For those who have managed to avoid Jane Austen and her works all these years, Pride and Prejudice is the story of Miss Elizabeth Bennet, a gentleman’s daughter, whose misplaced prejudice conflicts with the haughty and reserved aristocrat, Mr. Fitzwilliam Darcy. The road to love is a mess of misunderstandings, confrontations, and, yes, pride. This novel has some of the wittiest dialogue in the history of the English novel and its first line is one of the most quoted (and quotable) ever:

“It is a truth universally acknowledged, that a single man in possession of a good fortune must be in want of a wife.”

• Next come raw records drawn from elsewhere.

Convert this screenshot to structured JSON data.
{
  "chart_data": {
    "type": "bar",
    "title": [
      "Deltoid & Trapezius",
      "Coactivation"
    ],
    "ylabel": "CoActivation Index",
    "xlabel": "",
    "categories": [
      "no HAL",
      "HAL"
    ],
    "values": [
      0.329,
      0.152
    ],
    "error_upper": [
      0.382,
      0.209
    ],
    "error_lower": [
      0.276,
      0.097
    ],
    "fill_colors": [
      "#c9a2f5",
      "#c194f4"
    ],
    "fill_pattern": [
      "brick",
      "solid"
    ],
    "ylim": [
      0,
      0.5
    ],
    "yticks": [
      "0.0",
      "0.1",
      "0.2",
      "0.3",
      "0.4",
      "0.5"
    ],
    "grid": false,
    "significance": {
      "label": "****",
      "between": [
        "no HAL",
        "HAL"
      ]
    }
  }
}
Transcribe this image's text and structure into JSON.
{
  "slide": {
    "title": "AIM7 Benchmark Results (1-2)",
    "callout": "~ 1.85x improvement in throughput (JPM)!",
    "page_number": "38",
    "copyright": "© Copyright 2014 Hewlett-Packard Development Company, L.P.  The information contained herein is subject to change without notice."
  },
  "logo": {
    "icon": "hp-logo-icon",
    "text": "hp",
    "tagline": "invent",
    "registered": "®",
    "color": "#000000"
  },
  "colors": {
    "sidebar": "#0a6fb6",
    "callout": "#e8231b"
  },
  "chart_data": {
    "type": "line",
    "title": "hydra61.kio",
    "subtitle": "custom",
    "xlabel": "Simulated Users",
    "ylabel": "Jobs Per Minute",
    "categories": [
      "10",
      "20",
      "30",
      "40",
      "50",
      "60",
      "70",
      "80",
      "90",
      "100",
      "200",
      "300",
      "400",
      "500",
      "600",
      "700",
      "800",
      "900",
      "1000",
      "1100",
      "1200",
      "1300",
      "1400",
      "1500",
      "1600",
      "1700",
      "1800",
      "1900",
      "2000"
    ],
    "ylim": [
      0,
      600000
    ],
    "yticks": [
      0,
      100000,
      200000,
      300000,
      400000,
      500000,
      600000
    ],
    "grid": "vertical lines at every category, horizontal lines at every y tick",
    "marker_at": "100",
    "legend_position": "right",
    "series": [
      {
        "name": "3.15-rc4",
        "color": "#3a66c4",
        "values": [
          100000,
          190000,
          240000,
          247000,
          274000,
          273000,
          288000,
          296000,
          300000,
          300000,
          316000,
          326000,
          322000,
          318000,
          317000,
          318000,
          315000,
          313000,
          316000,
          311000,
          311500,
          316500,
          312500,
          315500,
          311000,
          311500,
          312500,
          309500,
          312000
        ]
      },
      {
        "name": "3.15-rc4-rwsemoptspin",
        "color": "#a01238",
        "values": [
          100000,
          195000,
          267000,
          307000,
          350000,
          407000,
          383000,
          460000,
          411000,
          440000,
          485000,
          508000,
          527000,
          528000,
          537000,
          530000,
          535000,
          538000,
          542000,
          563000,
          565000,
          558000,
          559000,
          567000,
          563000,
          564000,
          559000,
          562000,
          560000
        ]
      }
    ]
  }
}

Of course, it continues to inspire countless continuations, sequels, and spin-offs.

The library has many editions of the novel for the student, including annotated, coffee-table editions as well as books on CD, e-book and e-audiobook, Playaway, and of course, DVD. Check out our displays throughout Main library.

And, for those who still can’t get enough, Pittsburgh’s regional chapter of the Jane Austen Society of North America will hold a Jane Austen Festival in March and this year’s national JASNA*** Annual General Meeting in Minneapolis will spotlight Austen’s “own darling child” in September.

~Maria, Austen’s humble servant

*Northanger Abbey is a hilarious parody of the gothic novel & Emma’s antics make for humorous reading.
**Persuasion, about true love lost and found again is, in my opinion, even more romantic.
***The Jane Austen Society of North America.